Optimised-Neural-Network-(V2).py

import numpy as np
import pandas as pd
from sklearn.model_selection import train_test_split
from sklearn.utils import shuffle
from tqdm import tqdm


class MyClassifier:
    def __init__(self, X_train, X_val, alpha, iterations):
        """
        Initialises the MyClassifier object.

        Args:
        X_train (ndarray): Training data.
        X_val (ndarray): Validation data.
        alpha (float): Learning rate.
        iterations (int): Number of iterations for gradient descent.
        """
        self.X_train = X_train
        self.X_val = X_val
        self.alpha = alpha
        self.iterations = iterations
        self.dim = np.shape(self.X_train)

        self.Y_train = self.X_train[:, 0]
        self.Y_val = self.X_val[:, 0]

        self.weights1, self.weights2, self.bias1, self.bias2 = self.initialize_parameters()

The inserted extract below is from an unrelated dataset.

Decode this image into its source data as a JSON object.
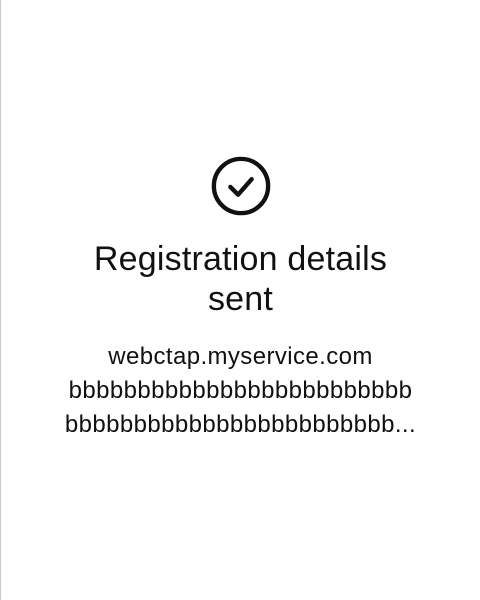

    def initialize_parameters(self):
        """
        Initialises the weights and biases for the neural network.

        Returns:
        weights1 (ndarray): Initial weights for the first layer.
        weights2 (ndarray): Initial weights for the second layer.
        bias1 (ndarray): Initial biases for the first layer.
        bias2 (ndarray): Initial biases for the second layer.
        """
        weights1 = np.random.randn(2, 55)
        weights2 = np.random.randn(2, 2)
        bias1 = np.random.randn(2, 1)
        bias2 = np.random.randn(2, 1)
        return weights1, weights2, bias1, bias2

    def rectified_linear_activation_funct(self, Z1):
        """
        Applies the rectified linear activation function to the input.

        Args:
        Z1 (ndarray): Input to the activation function.

        Returns:
        ndarray: Output after applying the activation function.
        """
        return np.maximum(Z1, 0)

    def softmax_activation_funct(self, Z2):
        """
        applies the softmax activation function to the input Z

        Args:
            Z (numpy.ndarray): Input to the activation function

        Returns:
            numpy.ndarray: Result of applying the softmax activation function to Z
        """
        return np.exp(Z2) / np.sum(np.exp(Z2), axis=0)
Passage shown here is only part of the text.